Serene: clear and calm, unruffled, placid, tranquil, unperturbed.  The words from the Oxford Dictionary ran through my mind as I tried to remember ever feeling this at peace.  At last, I knew what to do; I had a plan of action. I could end the torment and I would be free.

I downed the last of the tablets having liberated them from the individual plastic and foil prison of their blister pack.  Lining them up across the marble of the kitchen bench end to end, tracking a small deep copper colour vein and marvelling at the brilliance of nature.  I abhorred straight lines.  Straight lines depicted order - something long missing from my life.
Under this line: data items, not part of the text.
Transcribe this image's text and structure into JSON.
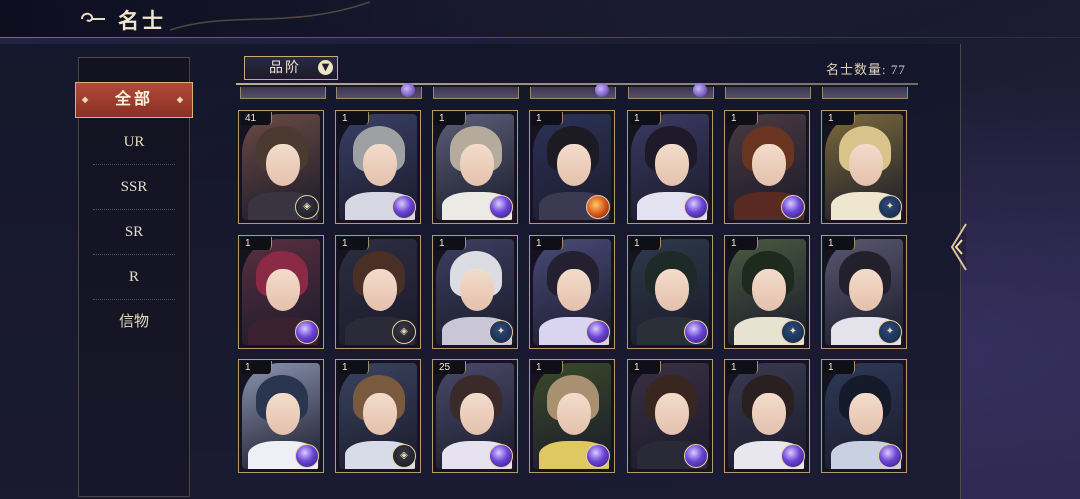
{
  "header": {
    "title": "名士",
    "back_icon": "swirl-back-icon"
  },
  "sidebar": {
    "items": [
      {
        "label": "全部",
        "active": true
      },
      {
        "label": "UR",
        "active": false
      },
      {
        "label": "SSR",
        "active": false
      },
      {
        "label": "SR",
        "active": false
      },
      {
        "label": "R",
        "active": false
      },
      {
        "label": "信物",
        "active": false
      }
    ]
  },
  "filter": {
    "label": "品阶",
    "icon": "chevron-down-icon"
  },
  "count": {
    "label": "名士数量:",
    "value": "77"
  },
  "colors": {
    "accent": "#9c3a2e",
    "gold": "#c8a978",
    "panel": "#171729"
  },
  "cards": [
    {
      "level": "41",
      "badge": "dark",
      "hair": "#4a3a30",
      "bg": "#6b4a44",
      "cloth": "#3a3440"
    },
    {
      "level": "1",
      "badge": "purple",
      "hair": "#9fa0a4",
      "bg": "#3a4066",
      "cloth": "#d7d7e4"
    },
    {
      "level": "1",
      "badge": "purple",
      "hair": "#b4ab9c",
      "bg": "#5a5f78",
      "cloth": "#eceae4"
    },
    {
      "level": "1",
      "badge": "fire",
      "hair": "#1c1a22",
      "bg": "#2c3358",
      "cloth": "#3c3a52"
    },
    {
      "level": "1",
      "badge": "purple",
      "hair": "#1e1a2a",
      "bg": "#3c3a63",
      "cloth": "#e4e2f0"
    },
    {
      "level": "1",
      "badge": "purple",
      "hair": "#6a3520",
      "bg": "#4a3a40",
      "cloth": "#5a2a22"
    },
    {
      "level": "1",
      "badge": "blue",
      "hair": "#d8c48a",
      "bg": "#7a6a3a",
      "cloth": "#efe6cf"
    },
    {
      "level": "1",
      "badge": "purple",
      "hair": "#8a2a45",
      "bg": "#5a3040",
      "cloth": "#3a2030"
    },
    {
      "level": "1",
      "badge": "dark",
      "hair": "#4a2f26",
      "bg": "#2e2e42",
      "cloth": "#2a2a38"
    },
    {
      "level": "1",
      "badge": "blue",
      "hair": "#dcdde2",
      "bg": "#3c3f60",
      "cloth": "#c9c6d8"
    },
    {
      "level": "1",
      "badge": "purple",
      "hair": "#242032",
      "bg": "#4a4a78",
      "cloth": "#d9d4f0"
    },
    {
      "level": "1",
      "badge": "purple",
      "hair": "#1e2a28",
      "bg": "#2e3a4a",
      "cloth": "#2a3038"
    },
    {
      "level": "1",
      "badge": "blue",
      "hair": "#1e2a1e",
      "bg": "#4a5a40",
      "cloth": "#e8e2d0"
    },
    {
      "level": "1",
      "badge": "blue",
      "hair": "#22202a",
      "bg": "#5a5870",
      "cloth": "#e4e2ea"
    },
    {
      "level": "1",
      "badge": "purple",
      "hair": "#2a3550",
      "bg": "#8a94b0",
      "cloth": "#eef0f6"
    },
    {
      "level": "1",
      "badge": "dark",
      "hair": "#7a5a3e",
      "bg": "#3a4460",
      "cloth": "#d8dce8"
    },
    {
      "level": "25",
      "badge": "purple",
      "hair": "#3a2a28",
      "bg": "#4a4a6a",
      "cloth": "#e6e2ef"
    },
    {
      "level": "1",
      "badge": "purple",
      "hair": "#a89070",
      "bg": "#3a4a2a",
      "cloth": "#e0c860"
    },
    {
      "level": "1",
      "badge": "purple",
      "hair": "#3a2620",
      "bg": "#3a3044",
      "cloth": "#2a2a36"
    },
    {
      "level": "1",
      "badge": "purple",
      "hair": "#2a2022",
      "bg": "#3a3a52",
      "cloth": "#e8e6ee"
    },
    {
      "level": "1",
      "badge": "purple",
      "hair": "#141a2a",
      "bg": "#2e3a58",
      "cloth": "#c8d0e2"
    }
  ]
}
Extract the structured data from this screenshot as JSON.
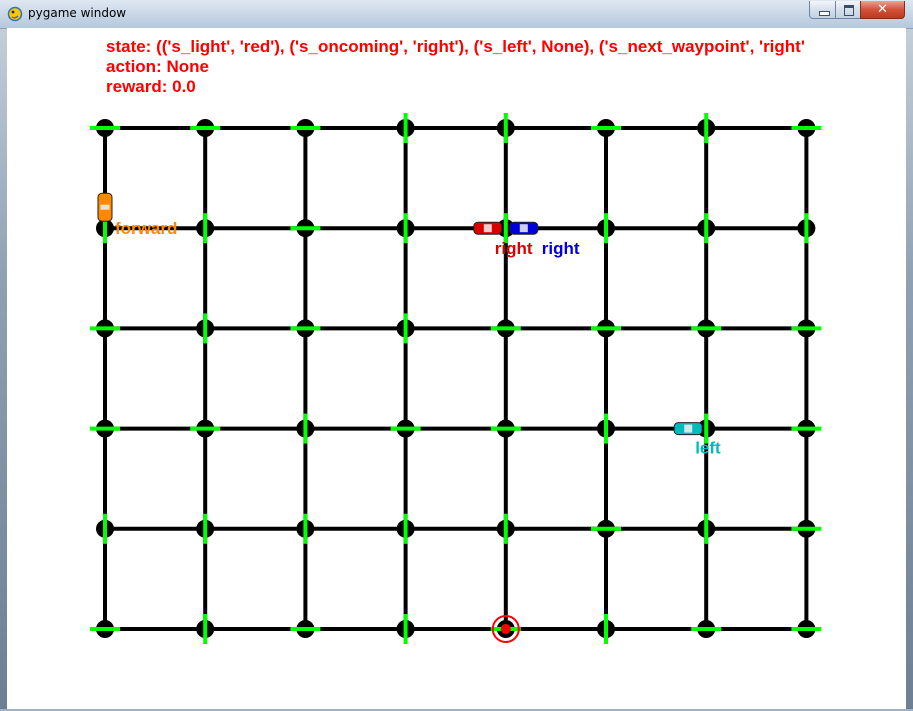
{
  "window": {
    "title": "pygame window",
    "icon": "pygame-snake-icon",
    "controls": [
      "minimize-icon",
      "maximize-icon",
      "close-icon"
    ]
  },
  "hud": {
    "state": "state: (('s_light', 'red'), ('s_oncoming', 'right'), ('s_left', None), ('s_next_waypoint', 'right'",
    "action": "action: None",
    "reward": "reward: 0.0"
  },
  "grid": {
    "columns": 8,
    "rows": 6,
    "road_color": "#000000",
    "signal_color": "#00ff00",
    "horizontal_green": [
      [
        1,
        1,
        1,
        0,
        0,
        1,
        0,
        1
      ],
      [
        0,
        0,
        1,
        0,
        0,
        0,
        0,
        0
      ],
      [
        1,
        0,
        1,
        0,
        1,
        1,
        1,
        1
      ],
      [
        1,
        1,
        0,
        1,
        1,
        0,
        0,
        1
      ],
      [
        0,
        0,
        0,
        0,
        0,
        1,
        0,
        1
      ],
      [
        1,
        0,
        1,
        0,
        1,
        0,
        1,
        1
      ]
    ]
  },
  "destination": {
    "col": 4,
    "row": 5,
    "color": "#ff0000"
  },
  "agents": [
    {
      "id": "orange",
      "label": "forward",
      "color": "#ff8800",
      "col": 0,
      "row": 1,
      "heading": "south",
      "label_side": "right"
    },
    {
      "id": "red",
      "label": "right",
      "color": "#dd0000",
      "col": 4,
      "row": 1,
      "heading": "west",
      "label_side": "below"
    },
    {
      "id": "blue",
      "label": "right",
      "color": "#0000dd",
      "col": 4,
      "row": 1,
      "heading": "east",
      "label_side": "below"
    },
    {
      "id": "cyan",
      "label": "left",
      "color": "#00bbbb",
      "col": 6,
      "row": 3,
      "heading": "west",
      "label_side": "below"
    }
  ]
}
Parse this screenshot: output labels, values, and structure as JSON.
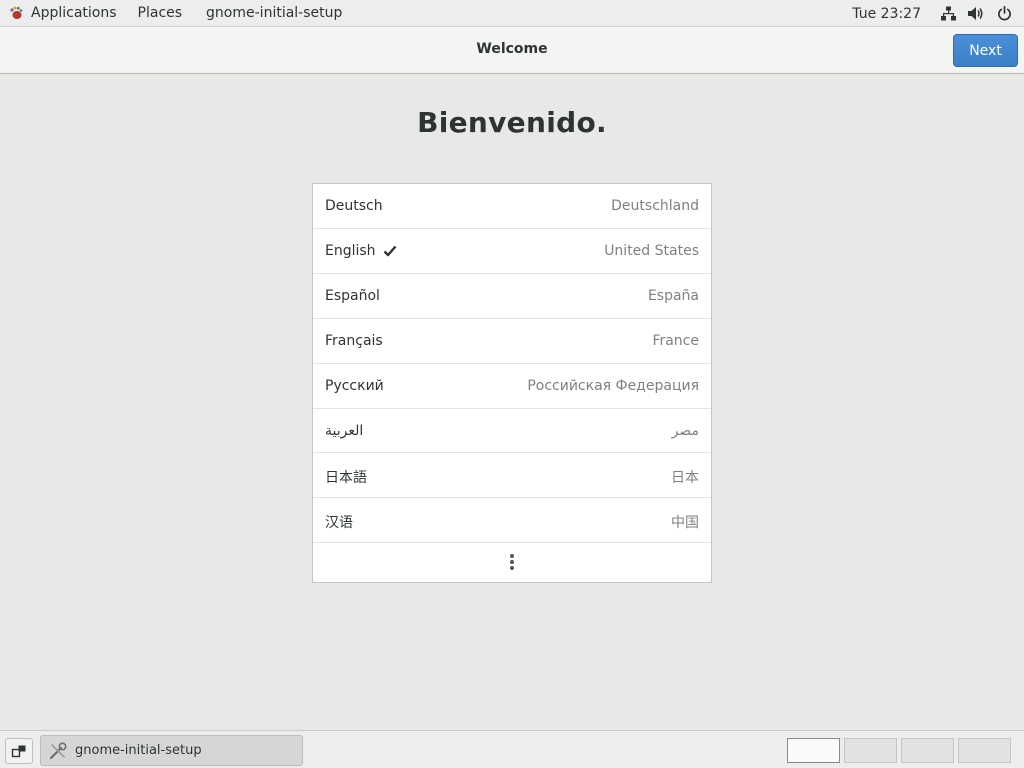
{
  "top_panel": {
    "applications_label": "Applications",
    "places_label": "Places",
    "active_app_label": "gnome-initial-setup",
    "clock": "Tue 23:27"
  },
  "header": {
    "title": "Welcome",
    "next_label": "Next"
  },
  "heading": "Bienvenido.",
  "languages": [
    {
      "name": "Deutsch",
      "region": "Deutschland"
    },
    {
      "name": "English",
      "region": "United States",
      "selected": true
    },
    {
      "name": "Español",
      "region": "España"
    },
    {
      "name": "Français",
      "region": "France"
    },
    {
      "name": "Русский",
      "region": "Российская Федерация"
    },
    {
      "name": "العربية",
      "region": "مصر"
    },
    {
      "name": "日本語",
      "region": "日本"
    },
    {
      "name": "汉语",
      "region": "中国"
    }
  ],
  "bottom_panel": {
    "task_label": "gnome-initial-setup",
    "workspaces": [
      {
        "active": true
      },
      {
        "active": false
      },
      {
        "active": false
      },
      {
        "active": false
      }
    ]
  },
  "icons": {
    "applications": "gnome-foot-icon",
    "network": "network-wired-icon",
    "volume": "speaker-volume-icon",
    "power": "power-icon",
    "check": "checkmark-icon",
    "more": "vertical-ellipsis-icon",
    "show_desktop": "show-desktop-icon",
    "task": "settings-tools-icon"
  },
  "colors": {
    "accent": "#3c7fc7",
    "background": "#e8e8e7"
  }
}
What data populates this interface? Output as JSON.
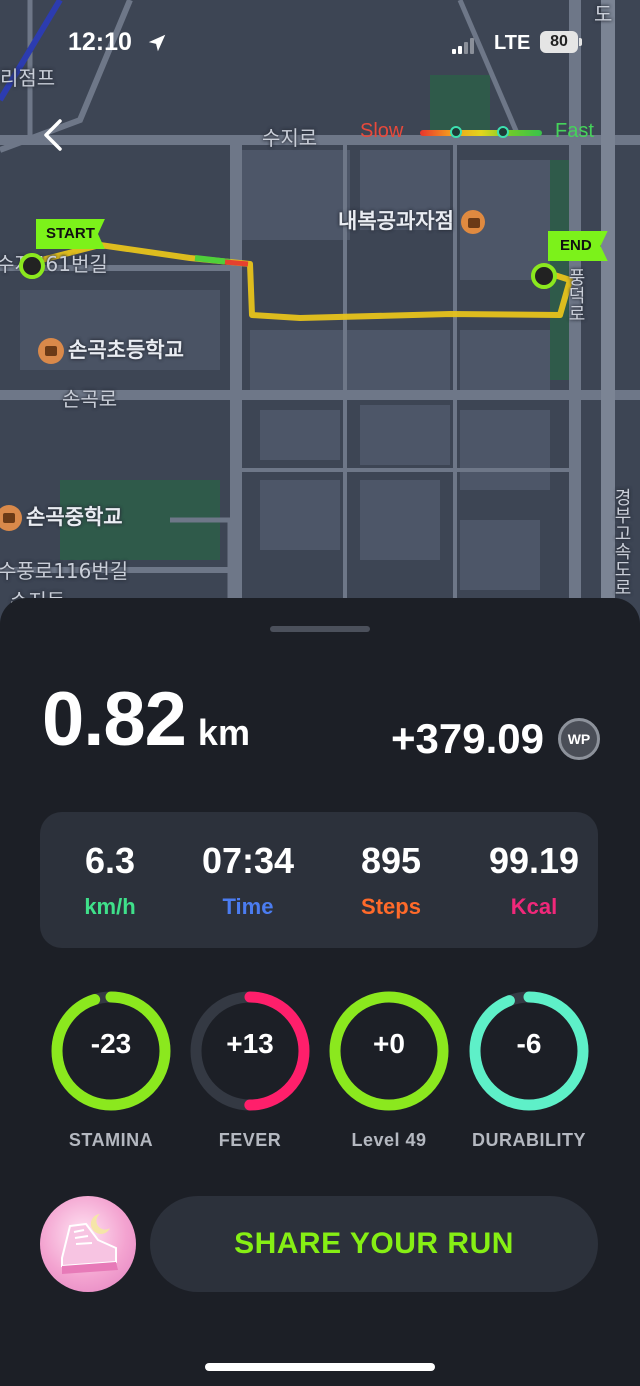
{
  "status_bar": {
    "time": "12:10",
    "network": "LTE",
    "battery": "80"
  },
  "map": {
    "legend": {
      "slow": "Slow",
      "fast": "Fast"
    },
    "start_label": "START",
    "end_label": "END",
    "labels": {
      "top_left": "리점프",
      "road_suji": "수지로",
      "bakery": "내복공과자점",
      "road_461": "수지461번길",
      "school_elem": "손곡초등학교",
      "road_songok": "손곡로",
      "school_mid": "손곡중학교",
      "road_116": "수풍로116번길",
      "road_right": "풍덕로",
      "highway": "경부고속도로",
      "bottom_left": "수지동",
      "top_right": "도"
    }
  },
  "run": {
    "distance": "0.82",
    "distance_unit": "km",
    "wp_value": "+379.09",
    "wp_badge": "WP"
  },
  "stats": [
    {
      "value": "6.3",
      "label": "km/h",
      "color": "#3fe08a"
    },
    {
      "value": "07:34",
      "label": "Time",
      "color": "#4b7cf0"
    },
    {
      "value": "895",
      "label": "Steps",
      "color": "#ff6a2a"
    },
    {
      "value": "99.19",
      "label": "Kcal",
      "color": "#f0287a"
    }
  ],
  "gauges": [
    {
      "value": "-23",
      "label": "STAMINA",
      "color": "#8be81e",
      "fill": 0.95
    },
    {
      "value": "+13",
      "label": "FEVER",
      "color": "#ff1f6b",
      "fill": 0.5
    },
    {
      "value": "+0",
      "label": "Level 49",
      "color": "#8be81e",
      "fill": 1.0
    },
    {
      "value": "-6",
      "label": "DURABILITY",
      "color": "#5ef0c8",
      "fill": 0.94
    }
  ],
  "share_button": "SHARE YOUR RUN"
}
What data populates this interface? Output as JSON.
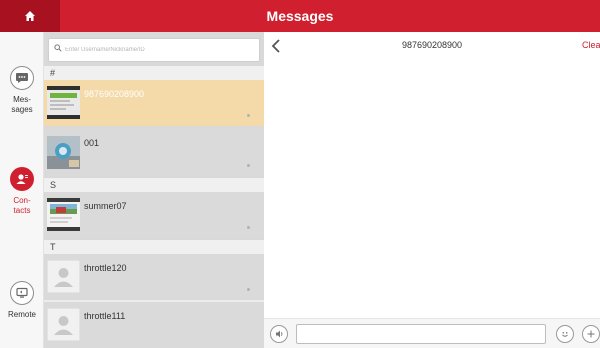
{
  "header": {
    "title": "Messages"
  },
  "nav": [
    {
      "label": "Mes-\nsages"
    },
    {
      "label": "Con-\ntacts"
    },
    {
      "label": "Remote"
    }
  ],
  "search": {
    "placeholder": "Enter Username/Nickname/ID"
  },
  "sections": [
    "#",
    "S",
    "T"
  ],
  "contacts": [
    {
      "name": "987690208900",
      "selected": true
    },
    {
      "name": "001",
      "selected": false
    },
    {
      "name": "summer07",
      "selected": false
    },
    {
      "name": "throttle120",
      "selected": false
    },
    {
      "name": "throttle111",
      "selected": false
    }
  ],
  "chat": {
    "peer": "987690208900",
    "clear_label": "Clear"
  },
  "colors": {
    "accent": "#d0202f",
    "selected_row": "#f4d9a9"
  }
}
Supping vodka from the bottle with an insane desire to make sure all the tablets were washed well into my stomach.  Terrible stories of people who, unable to swallow tablets properly, ended up burning through their gullets haunted me, so I always made a point of washing down my medication properly.  The fact my washer-downer in this instance happened to be neat vodka and the likelihood I would be alive long enough for any chemical reaction to happen in my gullet seemed of no concern.  Habits were hard things to break, especially bad ones.  I knew.  I had plenty.

Downing the last of those pills - the ones the doctor gives you when you are a little stressed. You can't sleep at night.  Worries of the world getting to you, mind refuses to stop racing, stress getting the better of you.  My husband struggled with most of these symptoms, so the doctor, in his wisdom gave him pills.  Wonderful, colourful little pills, to take his worries away.  I happened to be my husband's biggest worry.  Those pills would do their job - but not quite how the dear doctor had planned.  That thought ran through my serene mind as I climbed the stairs to my sons' bedroom.

A belly full of pills and vodka and a head full of serenity.